Свою триумфальную юность эта песня, как уже было сказано, обрела во французской патриотической армии, в Эльзасе. Первым, кто пел и разучивал ее со своими рекрутами, был не кто иной, как Клебер[206] — полководец, прославившийся позднее в Вандее и в Египте. Однажды с пением «Марсельезы» пересекая Рейн, чтобы сражаться с пруссаками, он от воодушевления упал на колени на раскачивающемся понтонном мосту, составленном из связанных лодок, и все его солдаты встали на колени вслед за ним. И так, на коленях, они допели, как молитву:
О, святая любовь к Отечеству,
Веди нас по дороге мести!
Из Эльзаса эта песня неизвестными путями добралась далеко-далеко, до самого Марселя. Там под ее звуки построились первые добровольческие революционные батальоны, прозванные непокорными, и победным маршем почти прошли под них через всю Францию, до Парижа. Вдоль всей этой долгой дороги через горы и долины эту песню подхватили жители городов и деревень и разнесли ее, как огонь, повсюду, где только поднимался дым из труб французских домов. А когда первая рота «непокорных» дошла до Парижа, уже вся Франция знала «песню марсельцев». Так и случилось, что именно их именем, а не именем автора эта песня называется до сего дня — «Марсельеза».
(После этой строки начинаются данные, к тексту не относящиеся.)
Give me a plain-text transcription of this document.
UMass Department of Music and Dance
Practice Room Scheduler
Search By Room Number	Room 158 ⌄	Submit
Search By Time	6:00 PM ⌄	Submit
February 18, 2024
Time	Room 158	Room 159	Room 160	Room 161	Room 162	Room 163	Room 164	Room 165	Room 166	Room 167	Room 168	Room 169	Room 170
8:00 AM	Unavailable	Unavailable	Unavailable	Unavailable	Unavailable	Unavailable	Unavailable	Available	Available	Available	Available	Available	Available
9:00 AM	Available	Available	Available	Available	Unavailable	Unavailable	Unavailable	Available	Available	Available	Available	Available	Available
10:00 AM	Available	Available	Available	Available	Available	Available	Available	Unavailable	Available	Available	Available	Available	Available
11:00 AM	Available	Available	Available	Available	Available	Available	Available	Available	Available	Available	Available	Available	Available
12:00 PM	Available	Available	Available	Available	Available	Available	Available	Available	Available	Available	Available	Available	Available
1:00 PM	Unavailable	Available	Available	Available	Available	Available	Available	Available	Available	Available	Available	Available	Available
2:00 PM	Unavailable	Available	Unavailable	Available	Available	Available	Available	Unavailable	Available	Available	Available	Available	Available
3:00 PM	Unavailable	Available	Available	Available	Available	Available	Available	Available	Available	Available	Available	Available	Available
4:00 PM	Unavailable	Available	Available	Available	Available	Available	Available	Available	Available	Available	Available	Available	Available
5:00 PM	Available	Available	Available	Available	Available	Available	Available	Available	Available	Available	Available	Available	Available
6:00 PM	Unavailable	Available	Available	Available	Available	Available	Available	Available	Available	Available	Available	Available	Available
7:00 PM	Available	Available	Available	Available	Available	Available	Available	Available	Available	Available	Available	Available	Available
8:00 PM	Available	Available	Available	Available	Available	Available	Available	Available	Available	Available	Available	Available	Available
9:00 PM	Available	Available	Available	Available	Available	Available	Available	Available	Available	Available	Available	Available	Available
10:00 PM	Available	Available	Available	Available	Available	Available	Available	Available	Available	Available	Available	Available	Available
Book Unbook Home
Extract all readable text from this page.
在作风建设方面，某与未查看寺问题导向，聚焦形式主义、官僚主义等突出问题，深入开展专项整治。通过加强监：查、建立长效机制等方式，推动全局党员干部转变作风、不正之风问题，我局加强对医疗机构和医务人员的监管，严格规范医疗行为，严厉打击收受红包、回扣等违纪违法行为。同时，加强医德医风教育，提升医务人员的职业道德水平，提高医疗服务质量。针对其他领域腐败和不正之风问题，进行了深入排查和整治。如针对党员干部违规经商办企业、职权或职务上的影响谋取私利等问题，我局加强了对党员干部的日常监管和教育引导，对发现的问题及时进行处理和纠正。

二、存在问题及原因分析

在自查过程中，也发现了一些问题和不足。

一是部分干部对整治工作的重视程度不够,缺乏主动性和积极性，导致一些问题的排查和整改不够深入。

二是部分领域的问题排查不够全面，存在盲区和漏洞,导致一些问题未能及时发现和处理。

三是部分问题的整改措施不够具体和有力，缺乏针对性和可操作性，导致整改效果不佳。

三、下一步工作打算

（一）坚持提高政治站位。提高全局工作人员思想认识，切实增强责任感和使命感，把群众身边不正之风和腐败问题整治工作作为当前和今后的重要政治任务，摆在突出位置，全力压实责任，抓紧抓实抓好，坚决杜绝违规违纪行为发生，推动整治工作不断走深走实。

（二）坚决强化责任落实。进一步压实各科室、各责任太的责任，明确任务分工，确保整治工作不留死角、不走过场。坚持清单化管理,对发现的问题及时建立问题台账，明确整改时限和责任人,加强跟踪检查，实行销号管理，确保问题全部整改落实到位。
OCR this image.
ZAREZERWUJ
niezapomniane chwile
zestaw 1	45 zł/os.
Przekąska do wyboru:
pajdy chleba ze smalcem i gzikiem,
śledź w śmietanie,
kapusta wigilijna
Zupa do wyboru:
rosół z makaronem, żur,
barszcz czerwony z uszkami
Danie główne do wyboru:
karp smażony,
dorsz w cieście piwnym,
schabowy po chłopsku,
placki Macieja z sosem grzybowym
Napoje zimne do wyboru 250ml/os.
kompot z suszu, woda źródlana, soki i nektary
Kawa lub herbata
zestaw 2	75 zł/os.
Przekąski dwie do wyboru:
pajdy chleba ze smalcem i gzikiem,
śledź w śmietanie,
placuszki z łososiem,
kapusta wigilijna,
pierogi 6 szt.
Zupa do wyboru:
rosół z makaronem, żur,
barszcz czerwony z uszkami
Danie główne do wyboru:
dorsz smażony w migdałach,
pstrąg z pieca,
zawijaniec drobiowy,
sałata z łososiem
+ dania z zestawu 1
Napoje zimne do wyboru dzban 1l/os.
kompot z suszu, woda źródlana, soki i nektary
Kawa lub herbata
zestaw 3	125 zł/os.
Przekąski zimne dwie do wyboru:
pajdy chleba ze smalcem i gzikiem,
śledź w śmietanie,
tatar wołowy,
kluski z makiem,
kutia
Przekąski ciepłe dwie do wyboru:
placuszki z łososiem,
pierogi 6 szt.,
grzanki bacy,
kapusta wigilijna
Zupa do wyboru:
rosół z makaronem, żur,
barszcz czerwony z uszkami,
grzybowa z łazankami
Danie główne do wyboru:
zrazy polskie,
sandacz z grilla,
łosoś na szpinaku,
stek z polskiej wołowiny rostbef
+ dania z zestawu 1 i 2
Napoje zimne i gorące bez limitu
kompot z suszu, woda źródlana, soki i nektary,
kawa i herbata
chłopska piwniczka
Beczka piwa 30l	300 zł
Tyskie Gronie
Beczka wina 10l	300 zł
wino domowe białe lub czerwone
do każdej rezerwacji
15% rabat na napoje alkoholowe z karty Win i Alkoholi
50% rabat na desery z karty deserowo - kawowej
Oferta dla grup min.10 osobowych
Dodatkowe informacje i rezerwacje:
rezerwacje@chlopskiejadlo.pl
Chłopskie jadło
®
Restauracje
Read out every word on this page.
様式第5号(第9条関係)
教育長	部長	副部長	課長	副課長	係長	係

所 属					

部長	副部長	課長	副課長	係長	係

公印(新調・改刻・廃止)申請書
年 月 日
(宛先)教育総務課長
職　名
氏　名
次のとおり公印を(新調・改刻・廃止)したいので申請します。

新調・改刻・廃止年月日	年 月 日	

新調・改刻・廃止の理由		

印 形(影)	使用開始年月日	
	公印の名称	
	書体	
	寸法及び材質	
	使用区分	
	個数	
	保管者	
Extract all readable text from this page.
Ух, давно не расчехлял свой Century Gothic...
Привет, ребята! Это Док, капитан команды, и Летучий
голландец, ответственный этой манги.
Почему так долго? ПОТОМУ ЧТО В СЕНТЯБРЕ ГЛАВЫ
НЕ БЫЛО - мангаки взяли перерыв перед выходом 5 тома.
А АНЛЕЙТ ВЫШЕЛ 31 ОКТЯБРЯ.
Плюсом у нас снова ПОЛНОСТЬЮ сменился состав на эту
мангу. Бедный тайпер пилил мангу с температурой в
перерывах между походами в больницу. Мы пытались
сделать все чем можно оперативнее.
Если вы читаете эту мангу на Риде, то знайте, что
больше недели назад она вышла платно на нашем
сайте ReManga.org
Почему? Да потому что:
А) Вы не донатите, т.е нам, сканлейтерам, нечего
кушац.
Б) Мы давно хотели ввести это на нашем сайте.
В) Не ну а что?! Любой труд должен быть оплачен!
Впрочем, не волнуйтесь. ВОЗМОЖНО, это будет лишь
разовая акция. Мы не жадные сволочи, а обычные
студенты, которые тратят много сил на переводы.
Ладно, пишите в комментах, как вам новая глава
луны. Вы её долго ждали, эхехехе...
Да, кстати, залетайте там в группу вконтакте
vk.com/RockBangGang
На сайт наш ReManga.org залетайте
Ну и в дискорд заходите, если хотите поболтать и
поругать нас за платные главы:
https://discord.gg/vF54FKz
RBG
Сочинивший ее Руже де Лиль все еще жил в Эльзасе, и ему даже в голову не приходило, что его «патриотическая песенка» имеет такой успех у гнусных санкюлотов. Десятого августа того же года монархия Людовика XVI окончательно пала, а Руже де Лиль даже не старался скрыть свою антипатию к революционерам типа Марата.[207] Он считал их «несчастьем Отечества», за что был выгнан из полка и объявлен врагом нового строя. С тех пор он под чужим именем скрывался от преследователей, скитаясь по департаменту Верхние Альпы и нигде не останавливаясь дольше чем на сутки.
2
Артиллерийский офицер Наполеоне был не единственным человеком, которого эта захватывающая мелодия встряхнула от тяжелого впечатления, произведенного предыдущей сценой. Для него, прирожденного солдата, была физически неприемлема любая кровавая месть невооруженному врагу, особенно если этот враг лежит связанный, как теленок; и особенно если этот связанный враг — женщина… Ведь кровь такого рода, как была сейчас пролита на его глазах, проливают те, кто не уверен в собственных силах, те, кто играет на самых низменных инстинктах народа, стремясь обязательно либо выиграть, либо напугать. Нет, такое потрясенное, частично даже распавшееся государство, каким была сейчас Франция, нуждалось в совсем иной крови, в крови, которая будет не размывать, а цементировать его. Франции требовалась кровь героев. Солдат, солдат…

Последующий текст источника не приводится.